Müttefikler, Ukrayna'nın gruptaki potansiyel üyeliğini de görüşecekler. Ukrayna , aktif bir savaş sürerken özellikle ABD ve Almanya'nın direndiği NATO'ya nihayetinde katılmak için bir davet ve yol haritası arıyor .
Üyeler ayrıca NATO'nun Soğuk Savaş'tan bu yana askeri planlarının ilk büyük revizyonu ve bireysel savunma harcamalarının artırılması konusunda anlaşacaklar . NATO Genel Sekreteri Jens Stoltenberg, 31 üyenin tamamından gayri safi yurt içi hasılalarının en az %2'sini savunmaya harcama taahhüdü arıyor - bu, on yıl önce bir temelden ziyade bir istek olarak kabul edilen bir şeydi.
NATO'nun Asya-Pasifik'teki ilgisi
Büyük ilgi gören diğer davetliler ise Asya-Pasifik'ten dört lider: Avustralya Başbakanı Anthony Albanese, Yeni Zelanda Başbakanı Chris Hipkins, Japonya Başbakanı Fumio Kishida ve Güney Kore Devlet Başkanı Yoon Suk Yeol. Dörtlü , geçen yıl Madrid'de yapılan NATO zirvesinin ardından katılacak .
NATO'nun Asya-Pasifik bölgesine uzanma çabaları henüz emekleme aşamasındayken, son günlerde bazı eleştirilere yol açtı. Eski Avustralya Başbakanı Paul Keating, Stoltenberg'i bloğun bölgeyle bağlarını güçlendirdiği için “ en büyük aptal ” olarak nitelendirdi. Ve Fransa Cumhurbaşkanı Emmanuel Macron'un Tokyo'da önerilen bir NATO irtibat ofisi açılmasına karşı olduğu bildiriliyor .
NATO şu anda Ukrayna'ya bu kadar yoğun bir şekilde odaklanmışken, dünyanın ortasındaki bir bölgeye olan ilgisi bazı soruları gündeme getiriyor. Bu dört lider neden Avrupa ve Kuzey Amerika ülkelerinin zirvelerinde düzenli olarak yer alıyor?
Birincisi, bu ülkeler Ukrayna'yı destekleyen ve Rusya'ya yaptırım uygulayan uluslararası koalisyonun en önde gelen üyeleri arasında yer aldı . Dolayısıyla, Ukrayna'nın tartışılacağı bir güvenlik konferansında bulunmaları mantıklı.

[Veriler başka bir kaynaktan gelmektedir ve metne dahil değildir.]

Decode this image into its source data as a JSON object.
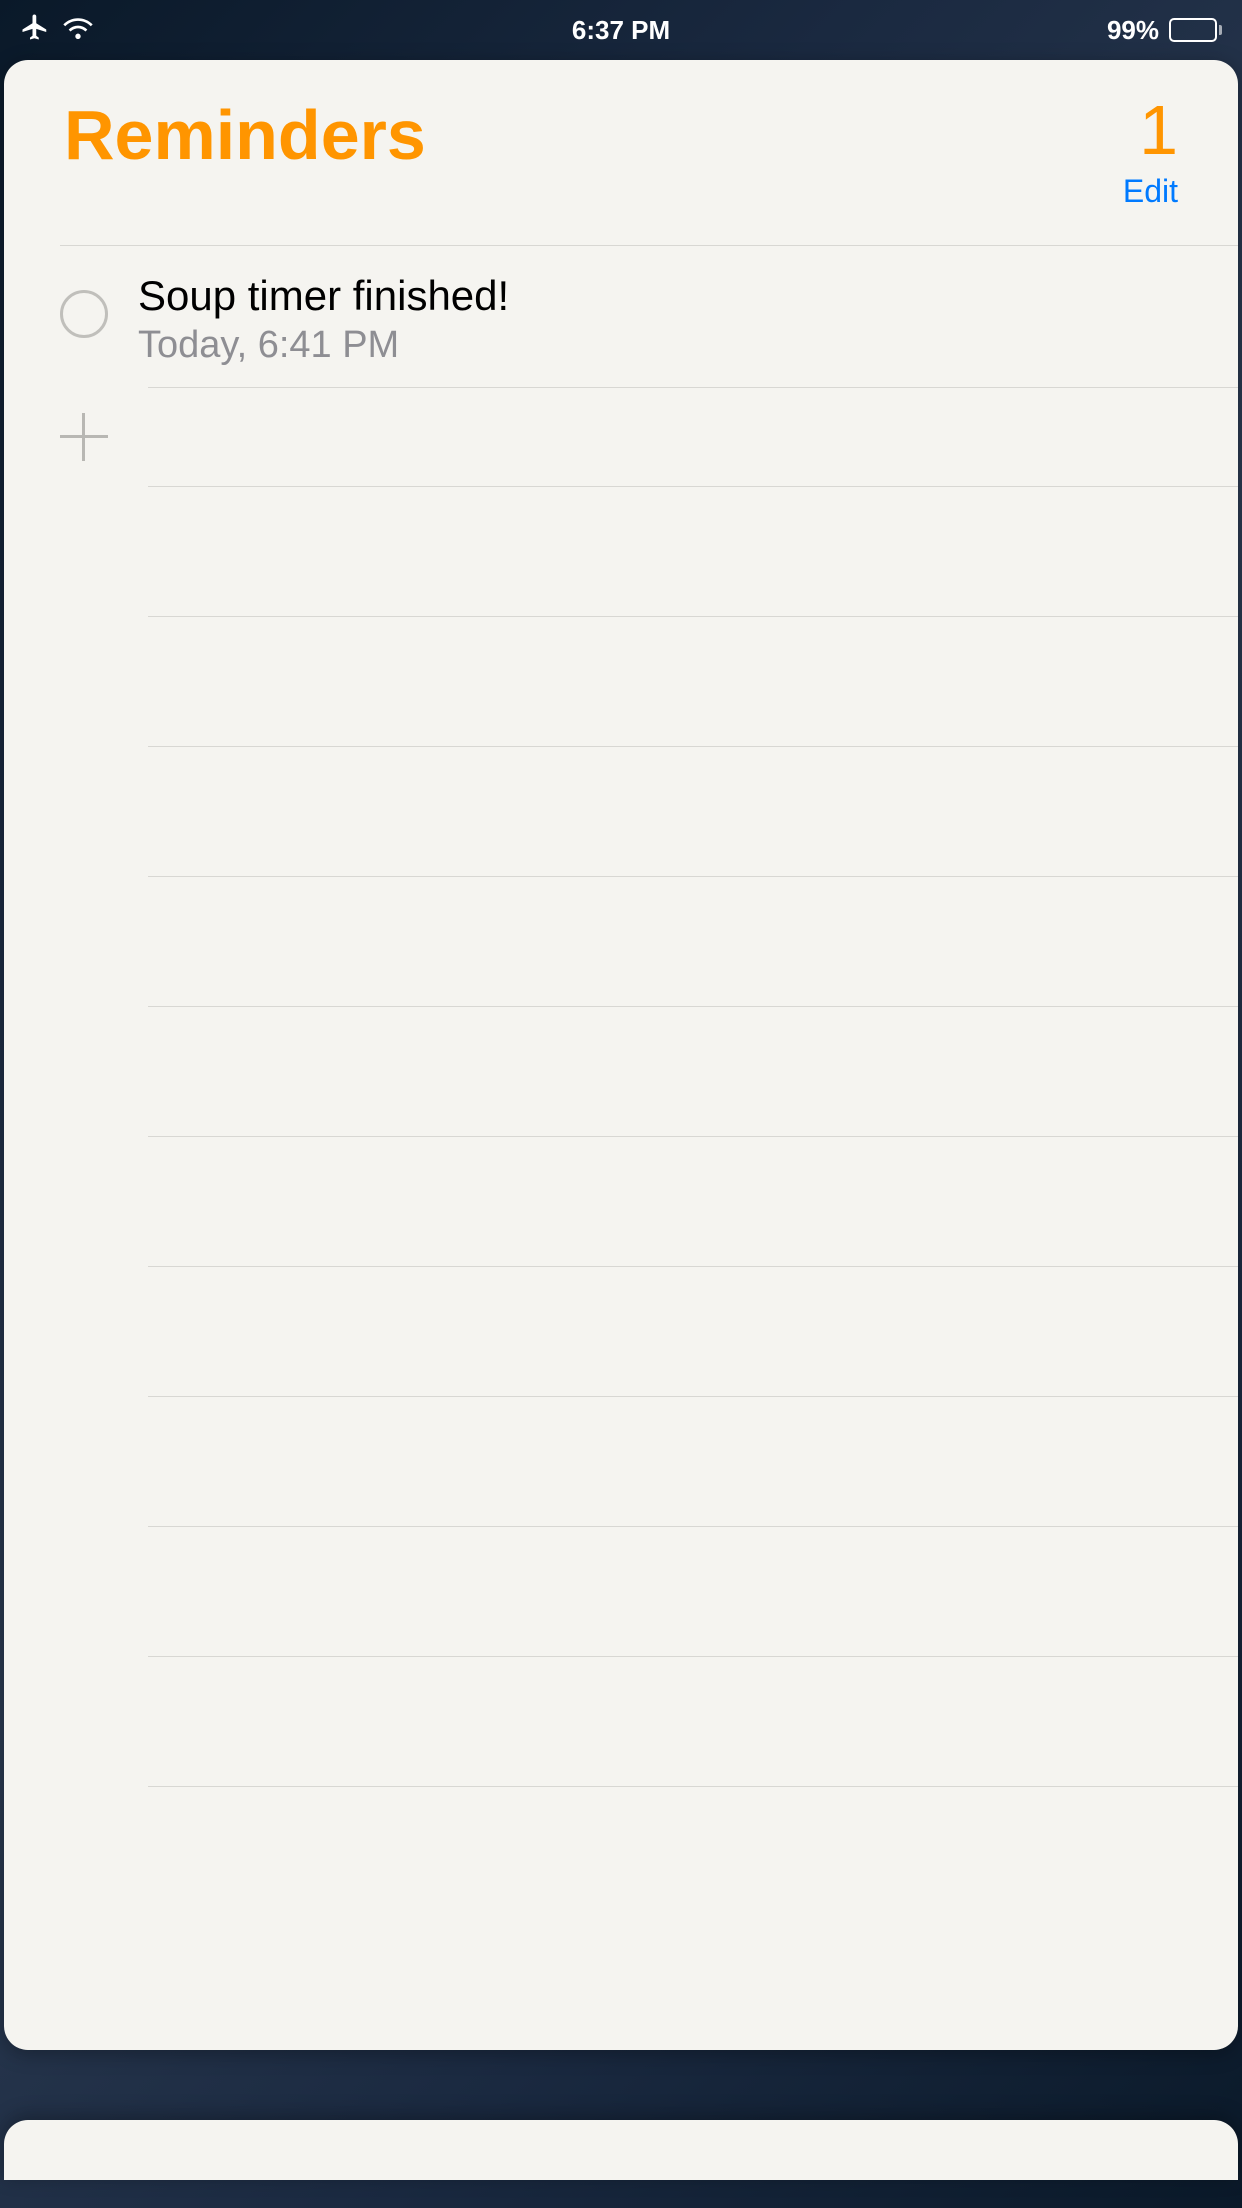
{
  "statusBar": {
    "time": "6:37 PM",
    "batteryPercent": "99%"
  },
  "header": {
    "title": "Reminders",
    "count": "1",
    "editLabel": "Edit"
  },
  "reminders": [
    {
      "title": "Soup timer finished!",
      "time": "Today, 6:41 PM"
    }
  ],
  "colors": {
    "accent": "#ff9500",
    "link": "#007aff"
  }
}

Daha da önemlisi, Hint-Pasifik bölgesi , ittifakın değerlerini, amacını ve rolünü özetleyen kilit bir belge olan NATO'nun
Geçen yıl belgede ilk kez Çin'in emellerine ve politikalarına NATO'nun güvenliğine, çıkarlarına ve değerlerine yönelik büyük bir tehdit olarak atıfta bulunuldu. Ayrıca , NATO'nun yerleşik kurallara dayalı uluslararası düzen için bir tehdit olarak gördüğü, Çin ile Rusya arasında büyüyen işbirliğine de özellikle değinildi .

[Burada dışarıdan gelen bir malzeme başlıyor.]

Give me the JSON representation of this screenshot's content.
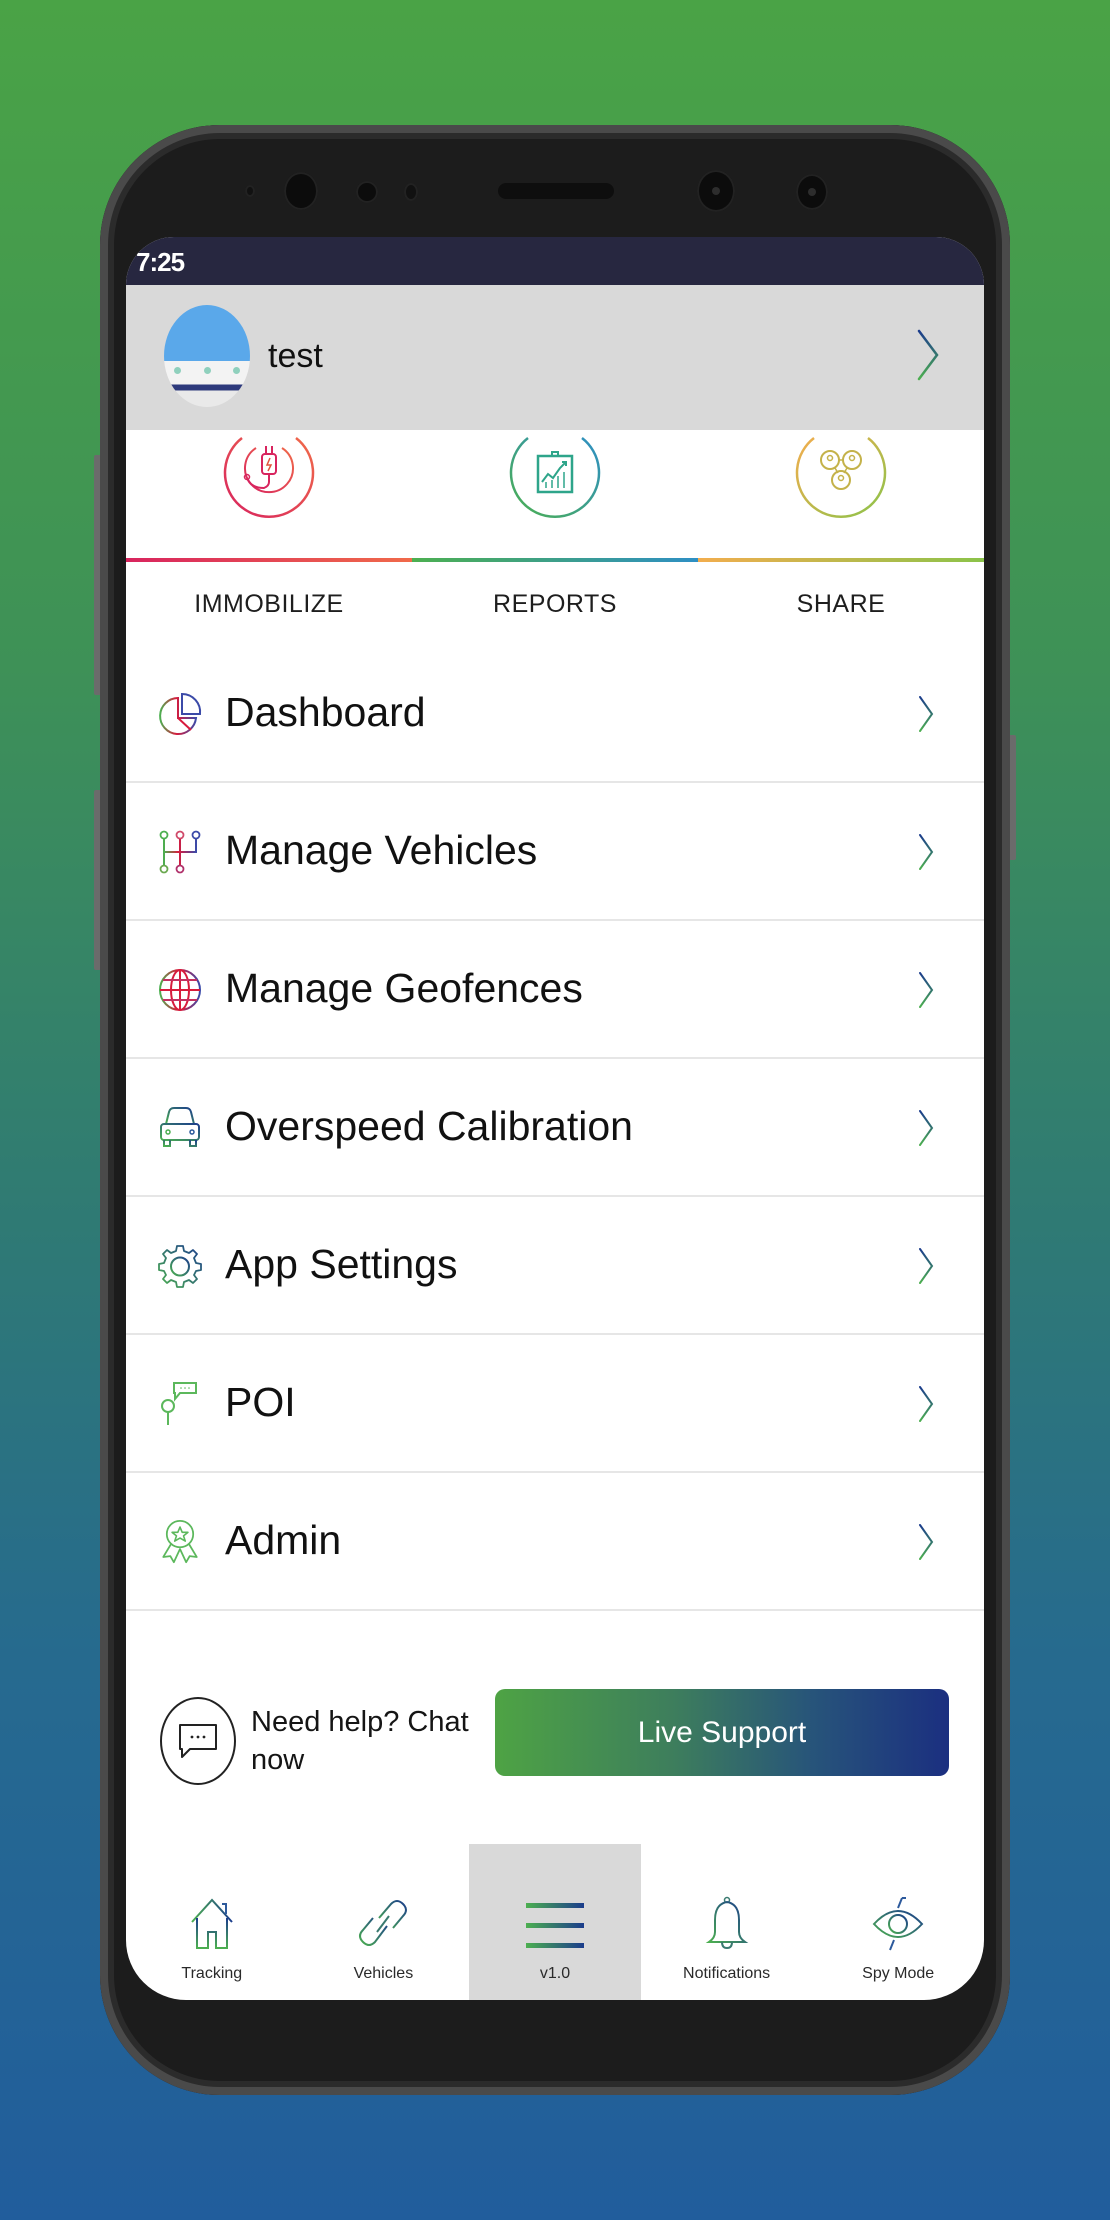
{
  "status_bar": {
    "time": "7:25"
  },
  "profile": {
    "name": "test"
  },
  "quick_actions": [
    {
      "label": "IMMOBILIZE",
      "icon": "plug-icon",
      "color_start": "#d8245e",
      "color_end": "#f06a4a"
    },
    {
      "label": "REPORTS",
      "icon": "chart-board-icon",
      "color_start": "#4caf50",
      "color_end": "#2e8fc4"
    },
    {
      "label": "SHARE",
      "icon": "share-people-icon",
      "color_start": "#f2ad4e",
      "color_end": "#8bc34a"
    }
  ],
  "menu": {
    "items": [
      {
        "label": "Dashboard",
        "icon": "pie-chart-icon"
      },
      {
        "label": "Manage Vehicles",
        "icon": "gear-shift-icon"
      },
      {
        "label": "Manage Geofences",
        "icon": "globe-icon"
      },
      {
        "label": "Overspeed Calibration",
        "icon": "car-icon"
      },
      {
        "label": "App Settings",
        "icon": "gear-icon"
      },
      {
        "label": "POI",
        "icon": "pin-chat-icon"
      },
      {
        "label": "Admin",
        "icon": "award-icon"
      }
    ]
  },
  "help": {
    "text": "Need help? Chat now",
    "button_label": "Live Support"
  },
  "bottom_nav": {
    "items": [
      {
        "label": "Tracking",
        "icon": "home-icon",
        "active": false
      },
      {
        "label": "Vehicles",
        "icon": "link-icon",
        "active": false
      },
      {
        "label": "v1.0",
        "icon": "menu-icon",
        "active": true
      },
      {
        "label": "Notifications",
        "icon": "bell-icon",
        "active": false
      },
      {
        "label": "Spy Mode",
        "icon": "eye-icon",
        "active": false
      }
    ]
  },
  "colors": {
    "brand_green": "#4ea344",
    "brand_blue": "#1b2f80",
    "header_gray": "#d9d9d9",
    "status_bar": "#272740"
  }
}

Bu nedenle, Stratejik Konsept, Hint-Pasifik'i "bölgedeki gelişmelerin Avrupa-Atlantik güvenliğini doğrudan etkileyebileceği göz önüne alındığında, NATO için önemli" olarak nitelendirdi.

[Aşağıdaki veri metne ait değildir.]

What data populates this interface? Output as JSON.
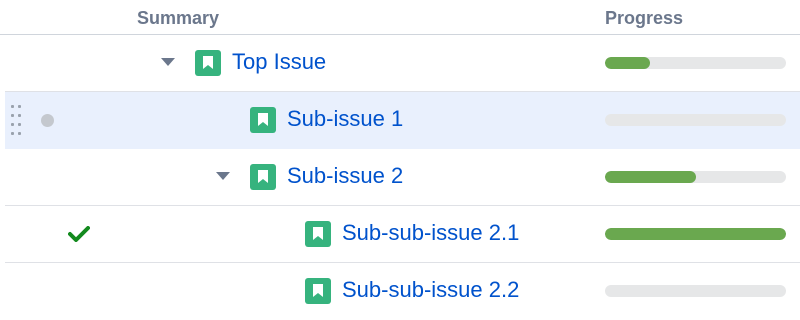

Bu, NATO'nun bölgedeki mevcut ortaklıklarını güçlendirmesi ve yenilerini geliştirmesi gerektiğini açıkça ortaya koyuyor.
Bu yeni ortaklıklar neye benzeyecek?
Politika analistleri, bu genişletilmiş işbirliği seviyesinin yararlarını ve sonuçlarını tartışmışlardır .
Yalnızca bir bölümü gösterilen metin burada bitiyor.